Foto: Dok.Pribadi

 

Oleh: Andi Nur Faizah

Wajah anggota Perempuan Kobher tampak antusias. Beberapa anggotanya adalah perempuan yang biasanya beraktivitas di rumah dengan urusan domestik, mereka sangat minim bersosialisasi. Adanya kegiatan produktif bersama ibu-ibu Perempuan Kobher menumbuhkan harapan dan semangat baru. Perempuan Kobher hadir di tengah kosongnya kegiatan produktif perempuan di Desa Matanair, Kecamatan Rubaru, Sumenep, Madura. Para perempuan juga umumnya tidak mengikuti kelompok ataupun organisasi lainnya yang menjadi ruang perjumpaan.

Perempuan Kobher dibentuk dengan kata ‘kobher’ yang dalam bahasa Madura memiliki makna sempat dan semangat. Kobher juga singkatan dari kelompok ibu-ibu cerdas. Harapannya, perempuan dapat memiliki kesempatan dan komitmen yang tinggi untuk mengikuti kegiatan yang ada di kelompok. Nama Kobher juga terinspirasi dari kata-kata Man jadda wajada yang berarti ‘barang siapa yang bersungguh-sungguh, maka ia akan mendapatkan–nya’. Makna inilah yang menjadi spirit bagi Perempuan Kobher dalam menjalankan kegiatannya di tengah keterbatasan yang ada.

Perempuan Kobher diinisiasi sejak 2017. Awalnya jumlah anggotanya sekitar 40 hingga 50 orang. Namun ada anggota yang tidak diizinkan suami dan ada pula yang meninggal dunia, sehingga jumlahnya lambat laun berkurang.

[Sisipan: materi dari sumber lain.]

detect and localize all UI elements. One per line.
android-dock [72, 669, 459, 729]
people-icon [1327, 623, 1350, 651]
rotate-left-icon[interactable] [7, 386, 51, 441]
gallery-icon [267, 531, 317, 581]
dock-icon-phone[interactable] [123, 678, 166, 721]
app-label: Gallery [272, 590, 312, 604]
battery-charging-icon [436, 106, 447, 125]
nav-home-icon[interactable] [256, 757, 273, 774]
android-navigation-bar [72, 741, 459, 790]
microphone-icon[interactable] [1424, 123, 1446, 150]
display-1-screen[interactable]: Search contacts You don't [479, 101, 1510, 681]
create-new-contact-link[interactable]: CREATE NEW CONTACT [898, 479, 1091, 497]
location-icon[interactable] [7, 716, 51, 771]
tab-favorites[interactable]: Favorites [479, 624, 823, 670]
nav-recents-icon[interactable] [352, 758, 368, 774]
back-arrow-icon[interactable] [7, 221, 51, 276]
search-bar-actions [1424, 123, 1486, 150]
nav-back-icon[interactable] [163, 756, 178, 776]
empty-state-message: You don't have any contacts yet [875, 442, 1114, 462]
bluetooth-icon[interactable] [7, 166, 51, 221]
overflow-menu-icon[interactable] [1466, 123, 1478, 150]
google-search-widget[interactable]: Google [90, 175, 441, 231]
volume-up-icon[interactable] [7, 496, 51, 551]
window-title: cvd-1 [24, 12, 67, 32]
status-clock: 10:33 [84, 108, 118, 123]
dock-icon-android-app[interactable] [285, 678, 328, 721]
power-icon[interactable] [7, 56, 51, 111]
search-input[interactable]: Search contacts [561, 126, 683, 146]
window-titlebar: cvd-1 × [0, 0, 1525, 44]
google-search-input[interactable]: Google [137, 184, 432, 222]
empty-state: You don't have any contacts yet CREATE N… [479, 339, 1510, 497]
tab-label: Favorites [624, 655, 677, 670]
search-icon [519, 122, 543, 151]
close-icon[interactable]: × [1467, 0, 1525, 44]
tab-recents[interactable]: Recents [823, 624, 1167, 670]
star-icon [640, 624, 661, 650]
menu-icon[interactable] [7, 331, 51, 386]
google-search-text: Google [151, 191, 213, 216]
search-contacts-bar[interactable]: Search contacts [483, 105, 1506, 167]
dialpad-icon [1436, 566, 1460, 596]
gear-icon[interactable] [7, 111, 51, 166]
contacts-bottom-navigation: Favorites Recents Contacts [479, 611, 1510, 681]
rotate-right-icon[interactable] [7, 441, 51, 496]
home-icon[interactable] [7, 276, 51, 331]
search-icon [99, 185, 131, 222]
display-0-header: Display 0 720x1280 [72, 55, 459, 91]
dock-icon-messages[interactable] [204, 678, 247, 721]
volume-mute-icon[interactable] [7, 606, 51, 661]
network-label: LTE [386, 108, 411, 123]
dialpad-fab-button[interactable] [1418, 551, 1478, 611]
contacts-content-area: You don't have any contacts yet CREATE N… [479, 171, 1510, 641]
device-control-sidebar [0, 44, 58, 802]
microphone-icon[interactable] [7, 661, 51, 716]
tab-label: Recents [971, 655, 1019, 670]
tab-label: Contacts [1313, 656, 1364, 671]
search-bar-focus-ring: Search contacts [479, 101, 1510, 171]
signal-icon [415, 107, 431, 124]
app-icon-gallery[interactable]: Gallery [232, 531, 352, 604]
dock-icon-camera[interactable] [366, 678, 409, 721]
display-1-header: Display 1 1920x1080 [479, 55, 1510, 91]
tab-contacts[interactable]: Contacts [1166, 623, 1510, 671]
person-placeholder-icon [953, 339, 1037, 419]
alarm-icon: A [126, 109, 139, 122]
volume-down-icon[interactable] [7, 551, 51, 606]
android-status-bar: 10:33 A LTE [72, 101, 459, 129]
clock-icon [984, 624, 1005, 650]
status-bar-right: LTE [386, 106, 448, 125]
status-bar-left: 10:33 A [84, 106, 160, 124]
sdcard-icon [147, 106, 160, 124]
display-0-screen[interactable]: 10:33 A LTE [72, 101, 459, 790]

Kini anggota Perempuan Kobher berjumlah 35 orang dengan rentang usia antara 20 hingga 45 tahun. Ada yang bekerja sebagai petani, guru Taman Kanak-kanak (TK), penjual nasi, penjual kripik tempe, penjual pentol tahu, maupun ibu rumah tangga.

Kegiatan rutin Perempuan Kobher dilakukan setiap hari Minggu pukul 15.30 sore. Agendanya yakni membaca Selawat Nariyah dan kemudian dilanjutkan dengan diskusi tematik. Topik diskusi disesuaikan dengan kebutuhan para anggota, misalnya tentang pengelolaan keuangan keluarga, membangun keluarga sakinah, pencegahan kawin anak, dan sebagainya. Adapun kegiatan lainnya yaitu arisan, diskusi bedah majalah Swara Rahima, serta aktivitas seni seperti melantunkan selawat. Perempuan Kobher juga mendirikan Sekolah Perempuan pada 2018 dengan dukungan AMAN Indonesia. Beberapa kegiatannya adalah pelatihan untuk fasilitator Sekolah Perempuan serta pengembangan modul yang menjadi pegangan kegiatan.

Kegiatan Perempuan Kobher sempat terhenti ketika pandemi Covid-19. Namun situasi tersebut tidak mematahkan semangat ibu-ibu. Mereka bahkan membuat inisiatif pengolahan jamu sebagai upaya penguatan ekonomi kelompok di masa pandemi.

 

Mengolah Jamu untuk Berdaya
Inisiatif pengolahan jamu muncul dalam sebuah perbincangan ringan antara
Raudlatun, ketua Perempuan Kobher dengan salah satu anggotanya. “Saat itu saya dan suami sedang mencuci pakaian di dekat rumah. Saya ketemu dengan salah satu anggota Perempuan Kobher. Kami berbincang sambil mencuci. Tiba-tiba si ibu itu bilang, saya punya ide, bagaimana kalau kita membuat jamu dari tanaman sekitar, sehingga tanaman itu menjadi sesuatu yang bermanfaat.” Saat itulah Raudlatun menyetujui ide mengolah jamu yang kemudian didukung oleh Rahima bersama We Lead*.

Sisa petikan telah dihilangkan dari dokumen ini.